The mammalian orthologue of Ecdysoneless (ECD) protein is required for embryogenesis, cell cycle progression, and mitigation of ER stress. Here, we identified key components of the mRNA export complexes as binding partners of ECD and characterized the functional interaction of ECD with key mRNA export-related DEAD BOX protein helicase DDX39A. We find that ECD is involved in RNA export through its interaction with DDX39A. ECD knockdown (KD) blocks mRNA export from the nucleus to the cytoplasm, which is rescued by expression of full length ECD but not ECD mutant that is defective in interaction with DDX39A. We have previously shown that ECD protein is overexpressed in ErbB2+ breast cancers (BC). In this study, we extended the analyses to two publically available BC mRNA TCGA and METABRIC data sets. In both dataset, ECD mRNA overexpression correlated with short patient survival, specifically ErbB2+ BC. In METABRIC dataset ECD overexpression also correlated with poor patient survival in TNBC . Further, ECD KD in ErbB2+BC cells led to a decrease in ErbB2 mRNA level due to a block in its nuclear export, and was associated with impairment of oncogenic traits. These findings provide a novel mechanistic insight into physiological and pathological function of ECD.

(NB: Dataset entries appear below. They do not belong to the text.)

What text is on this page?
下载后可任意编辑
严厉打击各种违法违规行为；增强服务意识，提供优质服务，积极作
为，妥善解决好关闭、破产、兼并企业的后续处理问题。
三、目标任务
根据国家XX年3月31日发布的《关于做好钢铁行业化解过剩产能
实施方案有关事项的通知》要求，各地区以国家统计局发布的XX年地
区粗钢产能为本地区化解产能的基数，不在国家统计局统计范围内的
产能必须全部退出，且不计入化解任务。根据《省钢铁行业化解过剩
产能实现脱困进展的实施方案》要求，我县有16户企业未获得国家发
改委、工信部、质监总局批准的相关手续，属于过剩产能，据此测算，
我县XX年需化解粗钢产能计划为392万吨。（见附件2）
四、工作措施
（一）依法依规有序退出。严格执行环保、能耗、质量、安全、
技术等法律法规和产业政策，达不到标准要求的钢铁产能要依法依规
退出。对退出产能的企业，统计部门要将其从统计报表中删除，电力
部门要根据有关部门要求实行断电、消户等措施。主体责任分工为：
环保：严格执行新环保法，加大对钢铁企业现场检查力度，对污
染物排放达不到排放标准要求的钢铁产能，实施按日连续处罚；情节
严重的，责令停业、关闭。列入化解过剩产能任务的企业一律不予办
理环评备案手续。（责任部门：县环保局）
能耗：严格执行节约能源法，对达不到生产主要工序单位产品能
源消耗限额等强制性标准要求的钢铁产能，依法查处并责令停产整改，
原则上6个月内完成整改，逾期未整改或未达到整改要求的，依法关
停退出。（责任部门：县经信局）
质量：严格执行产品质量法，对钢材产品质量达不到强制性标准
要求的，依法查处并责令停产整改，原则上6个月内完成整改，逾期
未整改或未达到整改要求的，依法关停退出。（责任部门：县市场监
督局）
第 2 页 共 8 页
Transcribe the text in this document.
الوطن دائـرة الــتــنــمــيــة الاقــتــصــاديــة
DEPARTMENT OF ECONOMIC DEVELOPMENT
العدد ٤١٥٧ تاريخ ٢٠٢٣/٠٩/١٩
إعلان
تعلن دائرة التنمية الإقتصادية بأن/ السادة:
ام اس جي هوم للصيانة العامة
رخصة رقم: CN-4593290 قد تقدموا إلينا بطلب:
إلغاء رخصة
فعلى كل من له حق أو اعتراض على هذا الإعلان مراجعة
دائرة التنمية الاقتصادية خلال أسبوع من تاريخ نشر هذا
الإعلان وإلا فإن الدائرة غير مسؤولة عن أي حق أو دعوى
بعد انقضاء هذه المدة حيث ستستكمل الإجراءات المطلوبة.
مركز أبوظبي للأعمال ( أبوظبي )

哺乳动物的Ecdysoneless（ECD）直系同源物是胚胎发生，细胞周期进程和缓解ER应激所必需的。在这里，我们确定了mRNA出口复合物的关键成分作为ECD的结合伴侣，并表征了ECD与mRNA出口相关的DEAD BOX蛋白解旋酶DDX39A的功能相互作用。我们发现ECD通过与DDX39A的相互作用而参与RNA的输出。ECD敲低（KD）阻止了mRNA从细胞核到细胞质的输出，这可以通过表达全长ECD来挽救，但不能通过与DDX39A相互作用而受损的ECD突变体来挽救。先前我们已经证明ECD蛋白在ErbB2 +乳腺癌（BC）中过表达。在这项研究中，我们将分析扩展到两个公开可用的BC mRNA TCGA和METABRIC数据集。在两个数据集中，ECD mRNA的过表达与患者的短期生存有关，特别是与ErbB2 + BC有关。在METABRIC数据集中，ECD的过表达也与TNBC患者的生存不良有关。此外，由于其核输出受阻，ErbB2 + BC细胞中的ECD KD导致ErbB2 mRNA水平降低，并与致癌性状受损有关。这些发现为ECD的生理和病理功能提供了一种新颖的机制性见解。